Governo discute políticas públicas com comunidade LGBT

07/10/2016

O Conselho Estadual LGBT e representantes de associações do segmento se reuniram com o governador Rui Costa e secretários estaduais, na noite desta quinta-feira (6), na Governadoria, em Salvador, para discutir prioridades e necessidades deste público na Bahia. Ações em áreas como saúde, segurança e justiça social estão sendo pensadas para garantir direitos específicos da comunidade LGBT.



"De acordo com representantes dos movimentos, esta é a primeira vez que um Governo de Estado atende, em agenda, uma representação tão ampla de segmentos da comunidade LGBT. Então, tem esse caráter histórico e simbólico. Essa reunião representa o reconhecimento e a legitimidade de que a Governadoria está de portas abertas para dialogar e se colocar na defesa deste público”, afirmou o secretário de Justiça, Direitos Humanos e Desenvolvimento Social, Geraldo Reis.





O secretário da Segurança Pública, Maurício Teles Barbosa – que participou do encontro, ao lado dos seus colegas da Saúde, Fábio Vilas-Boas, e da Casa Civil, Bruno Dauster – confirmou a implantação pelo Governo do Estado do Núcleo de Atendimento Qualificado às Vítimas de Preconceito Racial, Intolerância Religiosa e da População LGBT, onde atuarão em conjunto as polícias Civil, Militar e Técnica.





A unidade fará o acolhimento, registro de denúncias, investigação dos casos, encaminhamento à rede de proteção e apoio às vítimas de homofobia, racismo e intolerância religiosa”, detalhou Barbosa, observando que “o núcleo deve funcionar dentro da estrutura da Polícia Civil” e que, até o fim do mês, “um grupo de trabalho avalia onde ficará a unidade e qual o efetivo”. ,




Por meio da Secretaria da Saúde (Sesab), o Governo também publicou no Diário Oficial do Estado (DOE), no dia 2 de setembro, uma resolução habilitando o Hospital Universitário Professor Edgard Santos a instalar um ambulatório transexualizador. Isso permite que a unidade de saúde realize procedimentos como hormonioterapia e atendimentos médicos e psicológicos, além de disponibilizar equipe multiprofissional para o acompanhamento ambulatorial.

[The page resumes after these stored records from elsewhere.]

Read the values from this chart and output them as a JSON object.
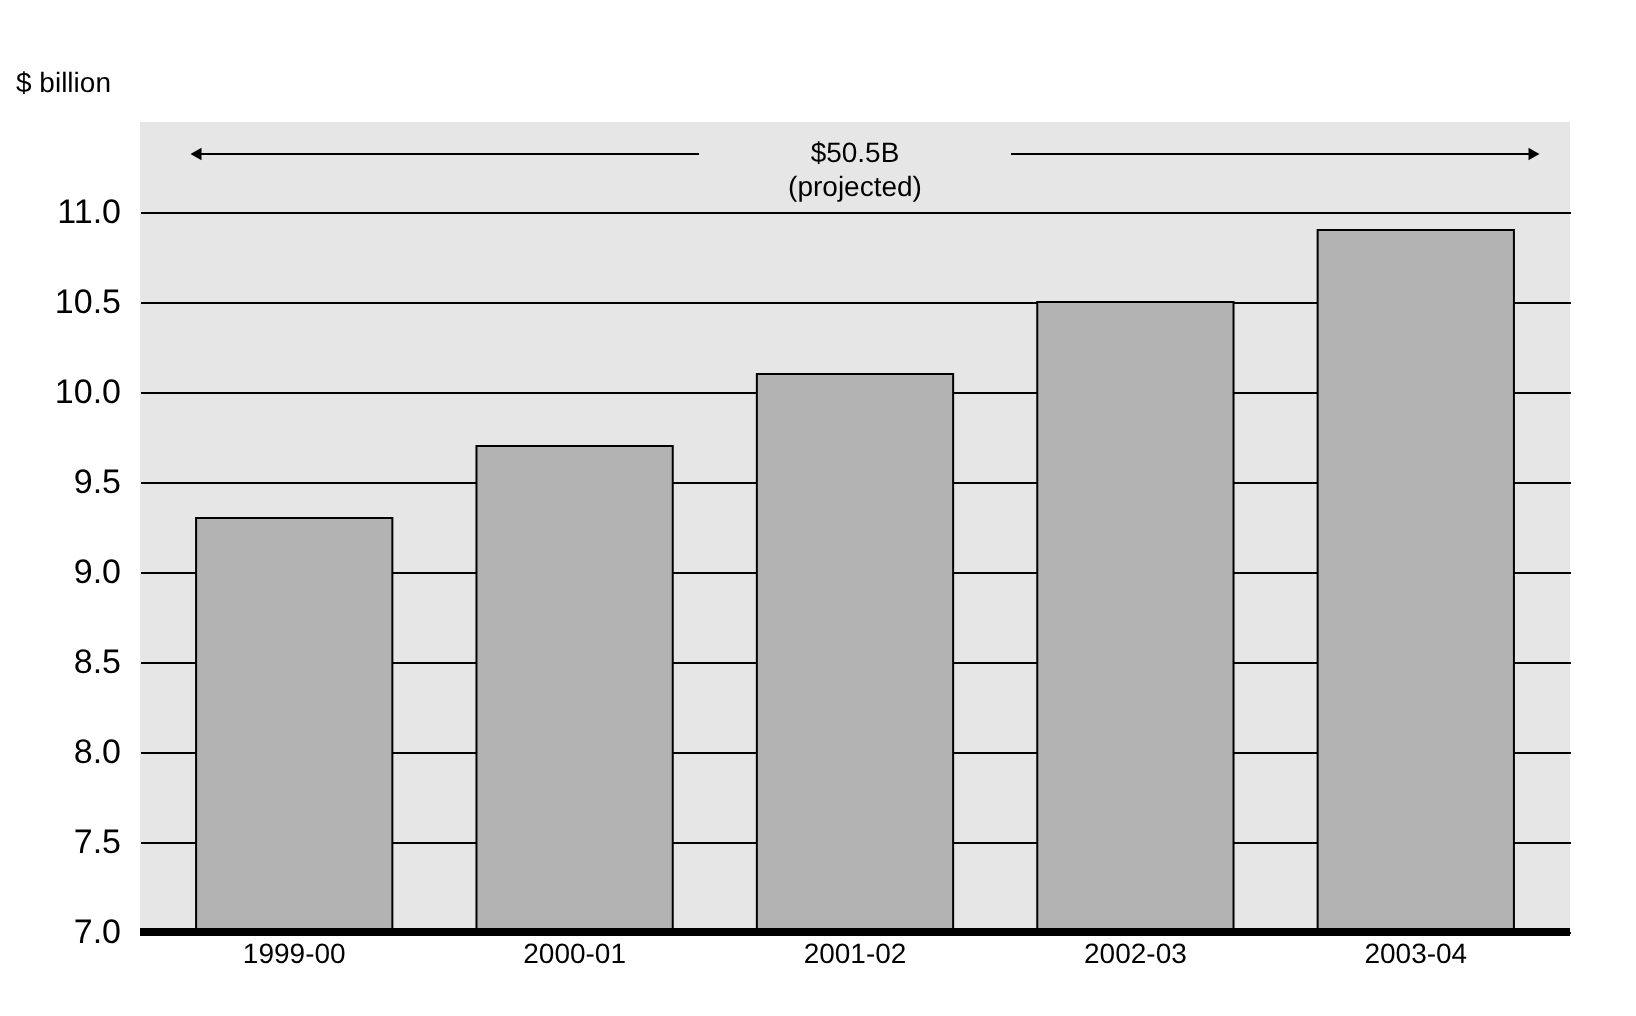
{
  "chart_data": {
    "type": "bar",
    "ylabel": "$ billion",
    "categories": [
      "1999-00",
      "2000-01",
      "2001-02",
      "2002-03",
      "2003-04"
    ],
    "values": [
      9.3,
      9.7,
      10.1,
      10.5,
      10.9
    ],
    "color": "#b3b3b3",
    "ylim": [
      7.0,
      11.5
    ],
    "yticks": [
      {
        "value": 7,
        "label": "7.0"
      },
      7.5,
      {
        "value": 8,
        "label": "8.0"
      },
      8.5,
      {
        "value": 9,
        "label": "9.0"
      },
      9.5,
      {
        "value": 10,
        "label": "10.0"
      },
      10.5,
      {
        "value": 11,
        "label": "11.0"
      }
    ],
    "grid": "y",
    "annotations": [
      "$50.5B\n(projected)"
    ]
  }
}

Sugestões e resoluções apresentadas na ocasião garantem acesso a direitos fundamentais de lésbicas, gays, bissexuais, travestis e transgêneros. Para a vice-presidente do Conselho Estadual LGBT, Amélia Maraux, o encontro permitiu a evolução em muitas discussões e em uma das principais pautas do grupo, a violência física ou psicológica.



"Foi um momento histórico, quando o chefe do Estado nos recebeu junto com todos representantes das entidades que lhe subscreveram uma carta aberta. Pudemos discutir e debater de que forma as políticas públicas podem garantir que nossas demandas sejam socialmente incorporadas. Já temos um plano, o 'Bahia sem Homofobia', e precisamos fazer com que ele seja executado, garantindo nossa cidadania e nossa existência", ressaltou Amélia.